Updating and inserting new data - Amazon Redshift

Updating and inserting new data

You can efficiently add new data to an existing table by using the MERGE command. Perform a merge operation by creating a staging table and then using one of the methods described in this section to update the target table from the staging table. For more information on the MERGE command, see MERGE.

The Merge examples use a sample dataset for Amazon Redshift, called the TICKIT data set. As a prerequisite, you can set up the TICKIT tables and data by following the instructions available in Getting started with common database tasks. More detailed information about the sample data set is found at Sample database.

Merge method 1: Replacing existing rows

If you are overwriting all of the columns in the target table, the fastest method to perform a merge is to replace the existing rows. This scans the target table only once, by using an inner join to delete rows that will be updated. After the rows are deleted, they are replaced with new rows by a single insert operation from the staging table.

Use this method if all of the following are true:

  • Your target table and your staging table contain the same columns.

  • You intend to replace all of the data in the target table columns with all of the staging table columns.

  • You will use all of the rows in the staging table in the merge.

If any of these criteria do not apply, use Merge method 2: Specifying a column list without using MERGE, described in the following section.

If you will not use all of the rows in the staging table, filter the DELETE and INSERT statements by using a WHERE clause to leave out rows that are not changing. However, if most of the rows in the staging table will not participate in the merge, we recommend performing an UPDATE and an INSERT in separate steps, as described later in this section.
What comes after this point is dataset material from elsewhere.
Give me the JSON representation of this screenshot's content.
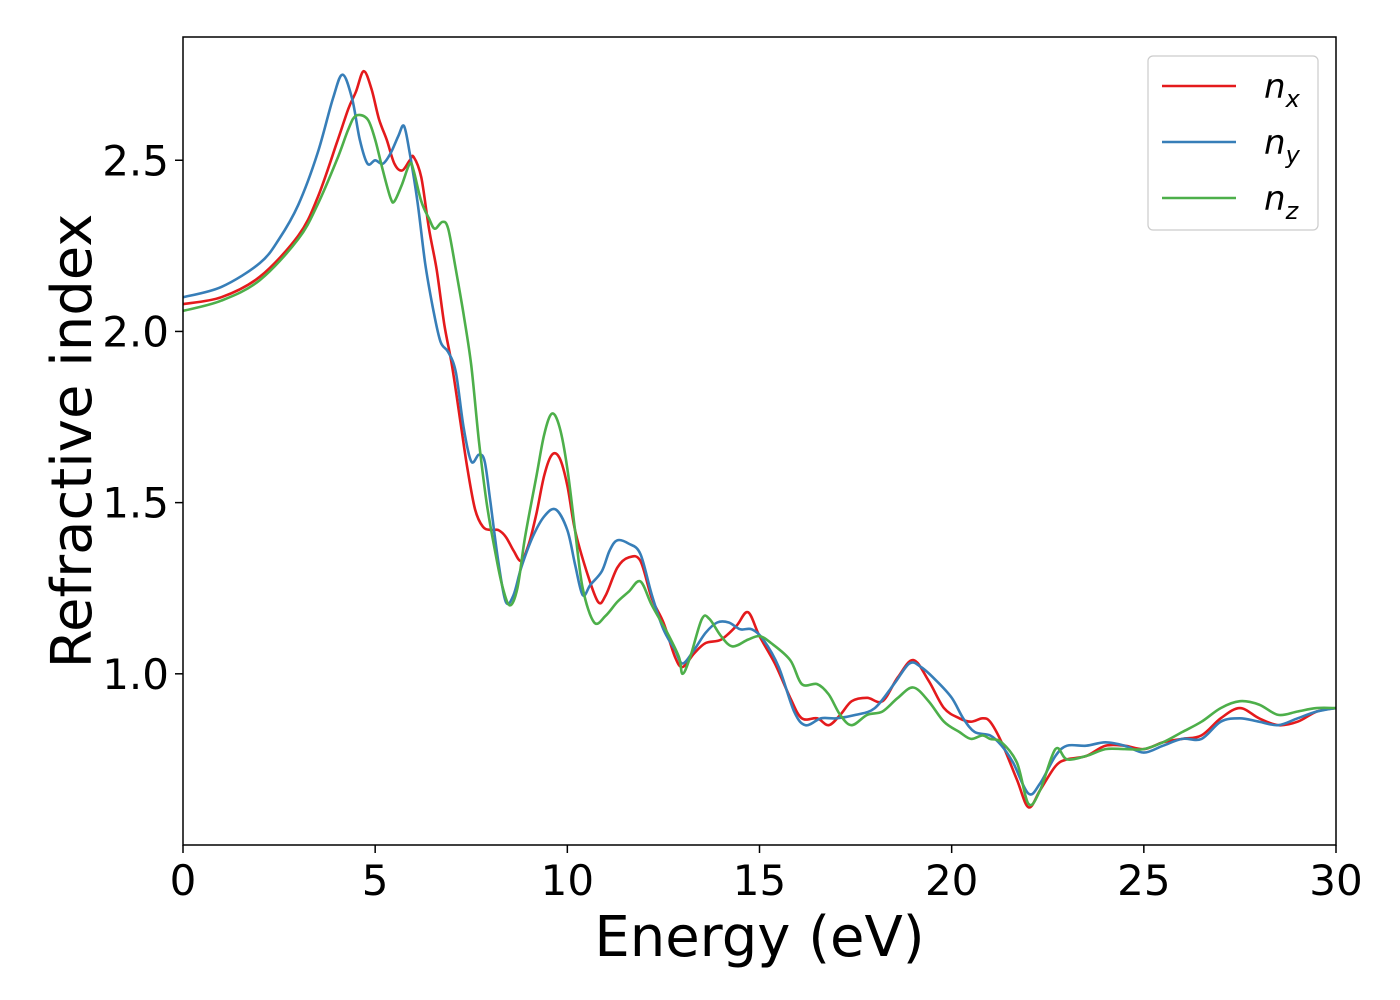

Merge method 2: Specifying a column list without using MERGE

Use this method to update specific columns in the target table instead of overwriting entire rows. This method takes longer than the previous method because it requires an extra update step and doesn't use the MERGE command. Use this method if any of the following are true:

  • Not all of the columns in the target table are to be updated.

  • Most rows in the staging table will not be used in the updates.